Le terme exact est donc " suicide " et non pas euthanasie car aucune injection n'a été réalisée pour mettre fin à la souffrance de la jeune femme. D'ailleurs, elle se qualifie elle-même de survivante en expliquant: "je respire, mais je ne vis plus". Mais des médias internationaux ont alors rapporté mardi et mercredi que la jeune fille avait été euthanasiée. Sur Instagram, Noa a partagé les raisons de cette décision difficile. "Peut-être que cela en surprendra certains, mais mon plan est réfléchi depuis un long moment et il n'est pas impulsif", a-t-elle écrit. Noa, elle, en a décidé autrement, avec un dernier message: "L'amour, dans ce cas-là, c'est me laisser partir". Je vais aller droit au but: dans un délais maximum de dix jours, je serai morte. "Après des années de combats et de combats, je suis épuisée".

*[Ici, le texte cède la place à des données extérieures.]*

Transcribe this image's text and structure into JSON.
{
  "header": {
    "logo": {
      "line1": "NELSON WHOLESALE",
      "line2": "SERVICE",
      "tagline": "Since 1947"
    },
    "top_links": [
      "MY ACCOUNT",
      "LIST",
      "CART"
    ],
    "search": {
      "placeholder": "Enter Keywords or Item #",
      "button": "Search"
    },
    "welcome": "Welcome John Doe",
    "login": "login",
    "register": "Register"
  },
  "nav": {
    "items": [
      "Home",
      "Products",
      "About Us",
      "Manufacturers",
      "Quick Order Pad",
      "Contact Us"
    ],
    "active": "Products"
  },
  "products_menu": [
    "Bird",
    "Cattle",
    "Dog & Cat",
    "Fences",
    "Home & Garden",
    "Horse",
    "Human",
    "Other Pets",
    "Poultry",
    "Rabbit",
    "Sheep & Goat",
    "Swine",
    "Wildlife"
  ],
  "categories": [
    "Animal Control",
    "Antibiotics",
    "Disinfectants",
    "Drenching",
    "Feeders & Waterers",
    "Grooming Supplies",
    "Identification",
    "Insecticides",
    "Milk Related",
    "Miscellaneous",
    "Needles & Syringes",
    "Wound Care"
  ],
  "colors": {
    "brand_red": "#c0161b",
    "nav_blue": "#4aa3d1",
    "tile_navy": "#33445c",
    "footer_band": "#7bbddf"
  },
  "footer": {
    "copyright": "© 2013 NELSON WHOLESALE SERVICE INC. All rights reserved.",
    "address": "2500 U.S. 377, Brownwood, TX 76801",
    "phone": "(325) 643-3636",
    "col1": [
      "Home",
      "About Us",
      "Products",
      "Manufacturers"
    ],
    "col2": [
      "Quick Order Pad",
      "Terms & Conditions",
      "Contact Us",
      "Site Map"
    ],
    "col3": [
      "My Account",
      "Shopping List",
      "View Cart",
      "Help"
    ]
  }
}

Après des années de douleur, ses parents ont fini par accepter l'idée de laisser leur fille partir comme elle le souhaitait: elle a choisi de cesser de s'alimenter et de boire.

Alors qu'elle était enfant, Noa Pothoven a été violée à trois reprises. A 11, lors d'une fête d'école, à 12 ans au cours d'une soirée d'adolescents et à 14 ans, par deux hommes, dans la rue. Elle a fini par raconter son histoire dans un livre intitulé "Gagner ou apprendre". Elle s'est dit tout le temps vivre dans la peur, et que son corps "se sent toujours sale". Depuis, elle souffrait de stress post-traumatique, de dépression et d'anorexie.

Elle a été agressée trois fois dans sa jeunesse. Elle avait alors été mise dans le coma pour la nourrir artificiellement avec une sonde. "Ces derniers mois, elle avait fait plusieurs tentatives de suicide ", raconte Naomi O'Leary. "Nous n'avons pas compris". "Noa est douce, belle, intelligente, sociale et toujours joyeuse". Comment est-ce possible qu'elle veuille mourir? Nous ne connaissions son secret que depuis un an et demi. Mais elle se questionne: pourquoi elle voulait mourir.

Ses parents, Lisette et Frans, ont tout tenté pour l'aider, en essayant, en vain, de trouver un établissement spécialisé capable de traiter son mal-être. Mais la clinique avait refusé sa demande. Elle a plutôt cessé de manger et de boire. C'est là que la question de l'euthanasie est entrée en jeu et que les médecins ont accepté d'accompagner sa fin de vie en lui fournissant les traitements nécessaires afin de s'éteindre sans douleur.

En réaction à la publication de nombreux articles erronés concernant le décès de Noa Pothoven, Levenseindekliniek, l'institution chargée des euthanasies aux Pays-Bas, a publié un communiqué ce mercredi pour démentir la version des faits propagée dans le monde entier.